The students get paid each week with classroom bucks and use those bucks toward things to do such as riding on the pontoon boat. They have also done things like fire safety and a campfire and they paid 20 classroom bucks to participate. Sigler said the idea is for them to learn to earn money, spend money and budgeting. They write a check every week for rental of their desk and locker using their classroom bucks. The last few months they have been figuring out their deductions from their gross pay to come up with their net pay.

"We have done a lot of really cool things," said Sigler.

She spoke about how the students worked on directions. Each day, on the way to the camp, a different student takes a turn to give Sigler the directions from the school in Lakemore to the camp at 4460 Rex Lake Drive in New Franklin.

"Doing that helps with environmental awareness," she said.

Parents have also told Sigler that the kids will walk by dirty socks, plates or other items in a room and not even think about picking them up. 

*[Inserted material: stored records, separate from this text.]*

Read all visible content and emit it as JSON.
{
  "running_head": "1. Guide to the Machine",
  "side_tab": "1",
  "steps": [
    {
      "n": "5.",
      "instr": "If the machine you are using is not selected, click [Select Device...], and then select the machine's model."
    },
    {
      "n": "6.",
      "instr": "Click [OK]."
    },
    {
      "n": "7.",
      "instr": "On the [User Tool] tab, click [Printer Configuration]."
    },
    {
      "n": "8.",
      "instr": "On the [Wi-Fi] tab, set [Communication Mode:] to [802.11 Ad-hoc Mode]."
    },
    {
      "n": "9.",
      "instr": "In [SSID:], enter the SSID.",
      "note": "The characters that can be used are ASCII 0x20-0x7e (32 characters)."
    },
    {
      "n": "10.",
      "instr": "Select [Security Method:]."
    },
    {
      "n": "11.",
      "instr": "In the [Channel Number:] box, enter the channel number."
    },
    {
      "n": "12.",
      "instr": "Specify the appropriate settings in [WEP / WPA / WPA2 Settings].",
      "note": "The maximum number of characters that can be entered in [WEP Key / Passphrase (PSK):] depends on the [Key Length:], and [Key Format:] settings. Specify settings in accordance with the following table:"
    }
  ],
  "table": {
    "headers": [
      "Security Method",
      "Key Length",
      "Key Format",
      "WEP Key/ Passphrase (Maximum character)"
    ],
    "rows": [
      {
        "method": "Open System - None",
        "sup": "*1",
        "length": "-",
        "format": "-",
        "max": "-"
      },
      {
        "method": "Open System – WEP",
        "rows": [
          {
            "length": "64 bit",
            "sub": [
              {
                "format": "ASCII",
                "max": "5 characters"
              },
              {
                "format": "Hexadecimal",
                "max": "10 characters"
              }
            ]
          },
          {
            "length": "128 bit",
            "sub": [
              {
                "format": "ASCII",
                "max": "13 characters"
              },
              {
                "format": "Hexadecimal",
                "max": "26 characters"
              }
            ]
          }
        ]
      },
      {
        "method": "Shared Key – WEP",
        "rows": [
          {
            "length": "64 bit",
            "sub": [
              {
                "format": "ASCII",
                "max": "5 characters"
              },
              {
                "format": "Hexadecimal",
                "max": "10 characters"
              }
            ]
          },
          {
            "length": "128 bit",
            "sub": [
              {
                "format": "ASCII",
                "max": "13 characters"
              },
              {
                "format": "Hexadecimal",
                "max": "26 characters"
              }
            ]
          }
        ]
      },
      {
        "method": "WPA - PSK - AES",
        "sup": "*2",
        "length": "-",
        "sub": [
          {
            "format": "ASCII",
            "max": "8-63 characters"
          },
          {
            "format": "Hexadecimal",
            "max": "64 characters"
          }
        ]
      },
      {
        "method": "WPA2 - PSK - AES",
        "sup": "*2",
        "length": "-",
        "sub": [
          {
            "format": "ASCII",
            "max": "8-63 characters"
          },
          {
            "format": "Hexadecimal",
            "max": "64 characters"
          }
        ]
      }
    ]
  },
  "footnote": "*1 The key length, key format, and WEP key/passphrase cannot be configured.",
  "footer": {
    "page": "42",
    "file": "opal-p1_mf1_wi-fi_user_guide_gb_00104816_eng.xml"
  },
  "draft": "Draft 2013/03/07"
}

"So, we can simulate that here and also take a look at what is around them," Sigler said.

The SUPER students will act as student ambassadors when the entire learning center visits the camp for field day.

SUPER Learning Center is Ohio’s leading cognitive development center and autism school.

"Our students have enjoyed every facet of their experience at the Akron Rotary Camp this year and have learned so much about different potential vocations," said Richard Cole, the director of operations for SUPER Learning Center's Faith Christian Academy. "The social and life skill training they received has been immeasurably inspiring, and SUPER can't wait to come back next school year." 

The Rotary Camp was started in 1924 by the Rotary Club of Akron originally for kids with polio and cerebral palsy. Camp Program Director J.D. Detsch said that today the camp has campers with a variety of different special needs such as physical, developmental, intellectual and about half of the campers fall in the autism spectrum. Campers are age six and up and attend day camp and overnight camp in the summer months and respite weekends are available September through May. All programs are based on developing the camper’s independence and self-esteem and making friends.

Detsch said it has been super helpful that that SUPER Learning Center kids have been at the camp to help.

"They take care of the animals, do laundry and help with a lot of little things that help us out and make our lives easier," Detsch said. "It allows us to focus our attention on other things to help grow our camp and provide services to more campers."